Dear Rupert,
Thoughts are not my enemy, this is understood. Like all functions, they are a tool. What I am talking about is the ‘I’ thought and the ‘chatter’. The experience here now is that a sentence will start and then end in the middle. Almost constantly this is witnessed. This automatic dropping off of sentences seems to be due to lack of interest. They are of the ‘me’ variety most of the time and offer no value. If thoughts are used to communicate, as is happening in this email, they happen automatically and effortlessly and are forgotten quickly. Would appreciate your commenting on this.
Love,
Toni
Dear Toni,
Yes, once the ‘me’ has been seen to be non-existent, thoughts that revolve around it drop away, gradually in most cases. As you say, we get half-way through the sentence and it just runs out of fuel.

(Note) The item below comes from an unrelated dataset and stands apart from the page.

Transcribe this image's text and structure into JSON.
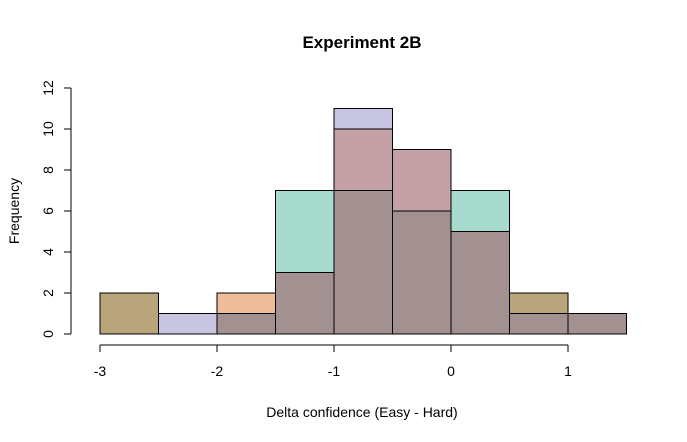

In time, the noticing and the dropping happen sooner and sooner. At some point we become sensitive to the impulse at the level of feelings from which the ‘I’ thought is born. As the discomfort of this feeling is neutralised in our allowing or welcoming, there is less and less need to generate ‘me’-related thoughts in order to escape from or avoid it. It is just seen as a neutral sensation.
In time, these neutral feelings also subside, because without the ‘me’ story attached to them they have no reason to be. In this way the ‘me’ thought and its deeper root, the ‘me’ feeling, simply die of neglect. The thoughts that remain are practical, celebratory, investigative, creative and, as you say, communicative.